People still use landlines?
Frontier is a landline. Other than having more numbers in an area, what do cell phones have to do with this? Since they are not 587 or 261 prefixes I don’t see how that effects landlines.
>>>So does this mean someone living in Molino dialing a Pensacola # will have long distance charges now ?
NO. Still local.
So does this mean someone living in Molino dialing a Pensacola # will have long distance charges now ?
Well – actually this is always done in anticipation of the area running out of local phone numbers. This way the available number of phone numbers will go up. These days it is due to the increasing number of cell phones in use in a specific area. Many areas have seen this – especially metropolitan areas – and it’s not unusual. With Frontier – I don’t imagine they were given a huge block of numbers from Bell in the first place so it’s amazing it has taken so long to do this. I guess if we stopped selling cell phones, land lines could stay the same…

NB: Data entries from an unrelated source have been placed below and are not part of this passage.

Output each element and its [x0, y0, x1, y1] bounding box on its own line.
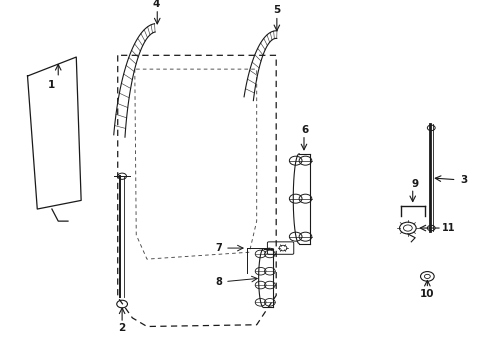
Text: 6: 6 — [301, 125, 308, 135]
Text: 4: 4 — [152, 0, 160, 9]
Text: 1: 1 — [48, 80, 56, 90]
Text: 8: 8 — [215, 277, 222, 287]
Text: 5: 5 — [273, 5, 280, 15]
Text: 10: 10 — [419, 289, 434, 299]
Text: 11: 11 — [441, 223, 454, 233]
Text: 7: 7 — [215, 243, 222, 253]
Text: 3: 3 — [459, 175, 467, 185]
Text: 9: 9 — [411, 179, 418, 189]
Text: 2: 2 — [118, 323, 125, 333]
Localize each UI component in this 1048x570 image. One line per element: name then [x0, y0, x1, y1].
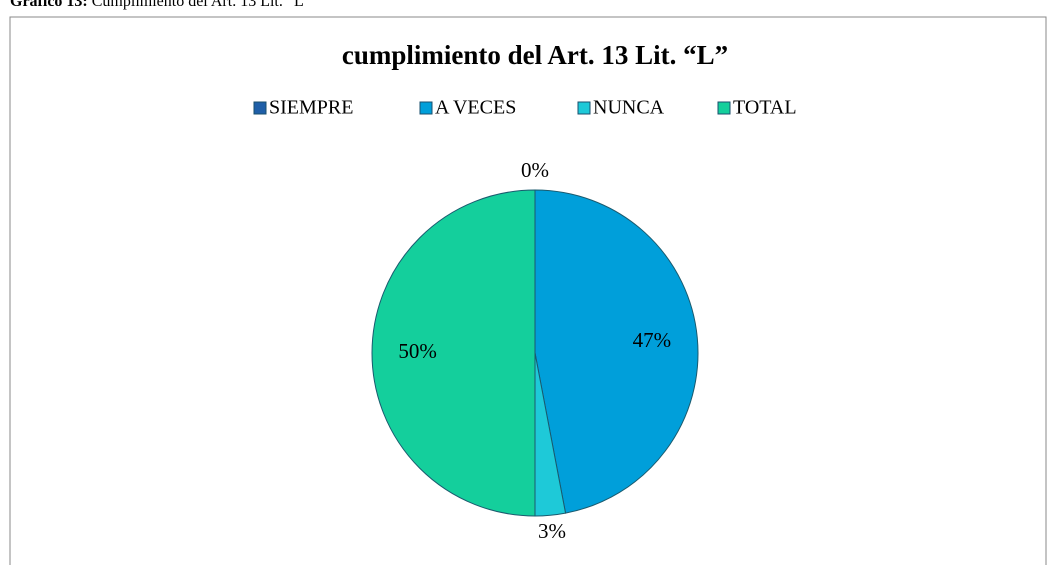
- legend-swatch: [577, 101, 591, 115]
- legend-label: TOTAL: [733, 97, 797, 119]
- legend-swatch: [419, 101, 433, 115]
- data-label: 47%: [633, 328, 672, 352]
- legend-label: SIEMPRE: [269, 97, 353, 119]
- chart-title: cumplimiento del Art. 13 Lit. “L”: [342, 40, 728, 70]
- pie-slice: [534, 189, 699, 514]
- caption: Gráfico 13: Cumplimiento del Art. 13 Lit…: [10, 0, 311, 10]
- chart-frame: [9, 16, 1047, 565]
- caption-text: Cumplimiento del Art. 13 Lit. “L”: [92, 0, 311, 10]
- legend-swatch: [253, 101, 267, 115]
- data-label: 3%: [538, 519, 566, 543]
- caption-label: Gráfico 13:: [10, 0, 88, 10]
- pie-slice: [371, 189, 536, 517]
- data-label: 0%: [521, 158, 549, 182]
- legend-label: A VECES: [435, 97, 516, 119]
- legend-swatch: [717, 101, 731, 115]
- legend-label: NUNCA: [593, 97, 665, 119]
- data-label: 50%: [398, 339, 437, 363]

The issue is that folks in Walnut Hill can make local calls to both Pensacola (in area code 850) and McCullough (in area code 251). Both area codes have the 261 prefix assigned. Because of that, Frontier’s switch in Walnut Hill needs to be able to distinguish between 850-261-1234 in Pensacola and 251-261-1234 in McCullough. Just dialing 7 digits doesn’t give the switch enough information to know which phone number was intended by the caller, thus the need to dial all 10 digits for local calls. Dialing 10 digits should not be a big deal anymore. After years of cell phone use, we should all be used to using people’s full telephone numbers by now. Plus, most of the country now has to dial 10 digits for local calls, so Walnut Hill and Molino may as well join the party.
The curious thing is that Frontier is making this change now. 850-261 has existed since the 1990s, and 251-261 has been around since 2003.
So, theres a NEW system and the current customers must change? Nice.
Cingular? I thought that was an old bell south wireless company that was sold to at&t years ago.